I want to make a point about equality. I recognise there is a right to life, an issue which has been raised and one we have to treat seriously. Regardless of whether it is a devolved right, a primary right or a secondary right, in certain circumstances the life of a mother was at serious risk prior to the 2013 Act and it was a question of having an equal right. It was proved in a number of tragic cases that, depending on the weaker of the two rights, the mother had no right. As I mentioned, we need to remember the equality legislation and be absolutely certain. The general principle of equality is prevalent in our society.

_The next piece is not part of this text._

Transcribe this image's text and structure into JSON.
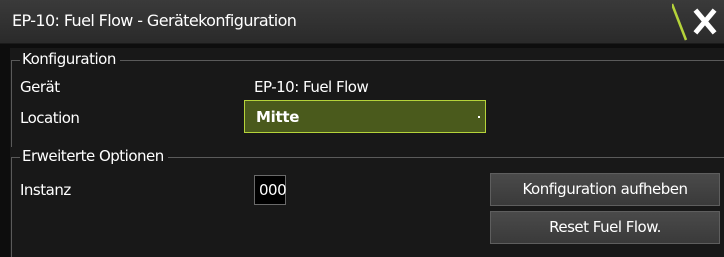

We need to recognise that what we will do in the future must have some regard for and the recognition of the need to have a certain degree of equality. However, there should be a clear divide. To my mind, this becomes most obvious in a case in which it is determined at an advanced stage of a pregnancy with no fatal foetal abnormality that a termination is desirable on socioeconomic grounds. It becomes a little hazy at that stage.

The people have expressed their concern about a possible attempt to deal with children with Down's syndrome in a way that they would not find acceptable. There is no great demand or support among the people who will make the decision for such an approach. The reason is simple. We all know children and adults with Down's syndrome who are generally regarded as friendly and helpful and not seen to intrude on anybody. They are a threat to no one. We need to keep that in mind when we are devolving responsibility, in so far as that is what we are doing. It is the responsibility of the people who will deal with this matter in due course.

I mention the possibility of court challenges, an issue which has been covered by a number of speakers. Anything can be challenged in the courts. That is part and parcel of and the basis for our legislation. If we exclude anything from the right of the courts, the question of the separation of powers will arise. The two shall stand alone and not cross over each other. At all times, we have to operate and move in the knowledge that what we do by way of legislation in these Houses is subject to challenge in the courts on some grounds. I do not believe in the theory that any legislation is beyond challenge, even if we might try to state that is the case.

Much of the issue surrounding decriminalisation has resolved itself. However, other problems have presented.

The availability of morning-after and online abortion services has overtaken the legislators and the people in the intervening period between 1983 and now. It would be wrong to allow a situation to prevail whereby women availing of that treatment would be criminalised. I do not think we can do that because then we would be condemning them to seek treatment that is illegal, and that might happen under unsupervised conditions. Again, we are back to the point that the availability of medical and social advice is needed at that time, or may be needed at a particular time. Yet, we are suggesting that we forget about it and that it does not happen. We have to accept as a fact that those processes and procedures are available now and that they are taking place now.

Earlier, I mentioned the availability of counselling. I believe that the extent to which adequate counselling of a supportive and non-directive nature becomes available is of singular importance when it comes to any legislation in future. A comparison can be made with places like Sweden and Switzerland, where there is a major difference in the extent to which abortions are performed. It suggests that the level of counselling in one place or the other is having an impact for one reason or another.

I intend to finish as I started. I am not in favour of abortion but I recognise that in our modern society there are reasons, and a need, for some change to accommodate the evolution of our society. Furthermore, we have an obligation to do whatever we can do to facilitate the people in coming to those conclusions.